When the marking task restarted:
[0] >>>>>>>>>> START, call = 4,
_num = 8, _sum = 18.495, _sum_of_squares = 286.122
_davg = 5.239, _dvariance = 40.798, _alpha = 0.700
_length = 10, _next = 8
[0]= 0.500 [1]= 0.137 [2]= 0.126 [3]= 0.036 [4]= 0.382
[5]= 0.189 [6]= 0.226 [7]= 16.900 [8]= 0.000 [9]= 0.000
davg: 5.2394264, sig: 3.0000000, dsd: 6.3873188, first: 24.4013827
davg: 5.2394264, num: 8, cf: 1.0000000, second: 5.2394264
Result: 24.4013827
[0] >>>>>>>>>> START, call = 4, target = -14.40ms >>>>>>>>>>
[0] Adding 14.5933617 to counter
[0] <<<<<<<<<< ABORTING, target = -14.40ms, elapsed = 0.19ms <<<<<<<<<<
The recently added large number skewed the prediction of how early we have to abort the marking to avoid exceeding the specified marking step time.
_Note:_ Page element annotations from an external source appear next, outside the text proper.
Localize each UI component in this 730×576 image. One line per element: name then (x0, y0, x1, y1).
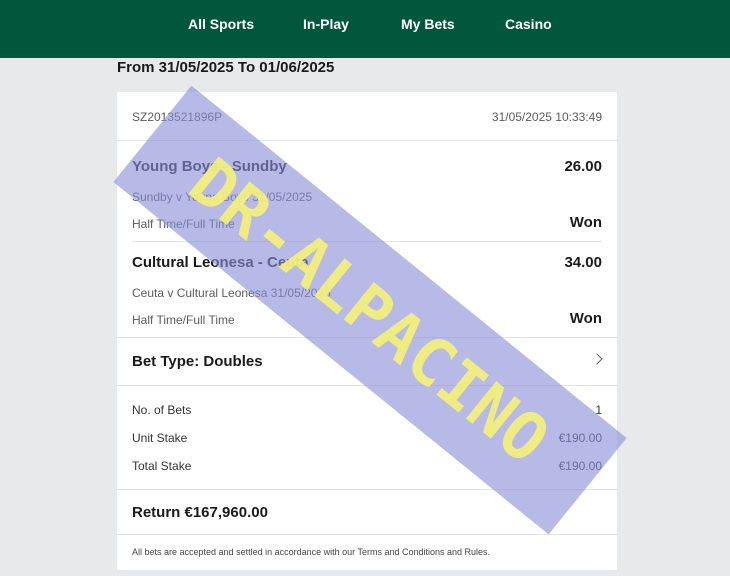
top-navigation: All Sports In-Play My Bets Casino (0, 0, 730, 58)
selection-event: Ceuta v Cultural Leonesa 31/05/2025 (132, 286, 331, 300)
divider (132, 241, 602, 242)
selection-result: Won (569, 310, 602, 327)
selection-title: Cultural Leonesa - Ceuta (132, 254, 309, 271)
selection-result: Won (569, 214, 602, 231)
no-of-bets-value: 1 (595, 403, 602, 417)
divider (117, 534, 617, 535)
nav-all-sports[interactable]: All Sports (188, 16, 254, 32)
bet-type-row[interactable]: Bet Type: Doubles (117, 338, 617, 385)
selection-event: Sundby v Young Boys 31/05/2025 (132, 190, 313, 204)
selection-odds: 26.00 (564, 158, 602, 175)
total-stake-value: €190.00 (558, 459, 602, 473)
bet-reference: SZ2013521896P (132, 110, 223, 124)
unit-stake-value: €190.00 (558, 431, 602, 445)
no-of-bets-label: No. of Bets (132, 403, 192, 417)
divider (117, 140, 617, 141)
nav-my-bets[interactable]: My Bets (401, 16, 455, 32)
selection-title: Young Boys - Sundby (132, 158, 287, 175)
unit-stake-label: Unit Stake (132, 431, 188, 445)
return-amount: Return €167,960.00 (132, 504, 268, 521)
nav-in-play[interactable]: In-Play (303, 16, 349, 32)
divider (117, 385, 617, 386)
selection-market: Half Time/Full Time (132, 313, 235, 327)
selection-odds: 34.00 (564, 254, 602, 271)
bet-placed-time: 31/05/2025 10:33:49 (491, 110, 602, 124)
terms-footer: All bets are accepted and settled in acc… (132, 547, 491, 557)
divider (117, 489, 617, 490)
bet-type-label: Bet Type: Doubles (132, 353, 263, 370)
bet-receipt-card: SZ2013521896P 31/05/2025 10:33:49 Young … (117, 92, 617, 570)
date-range-title: From 31/05/2025 To 01/06/2025 (117, 59, 335, 76)
nav-casino[interactable]: Casino (505, 16, 552, 32)
selection-market: Half Time/Full Time (132, 217, 235, 231)
total-stake-label: Total Stake (132, 459, 192, 473)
The value came back as 24.40ms. The specified marking step time was 10ms. This means that we would have to abort marking 14.40 ms BEFORE the marking step started.
As a result, the first regular_clock_call() aborted the marking step after only 0.19ms. Since the task timed out we add the difference (0.19 - (-14.40)) to the number sequence. Another large value skewed the prediction again.....
There are a couple of ways to deal with this. We either stop the marking task's target time becoming negative or we do not add large numbers to the number sequence.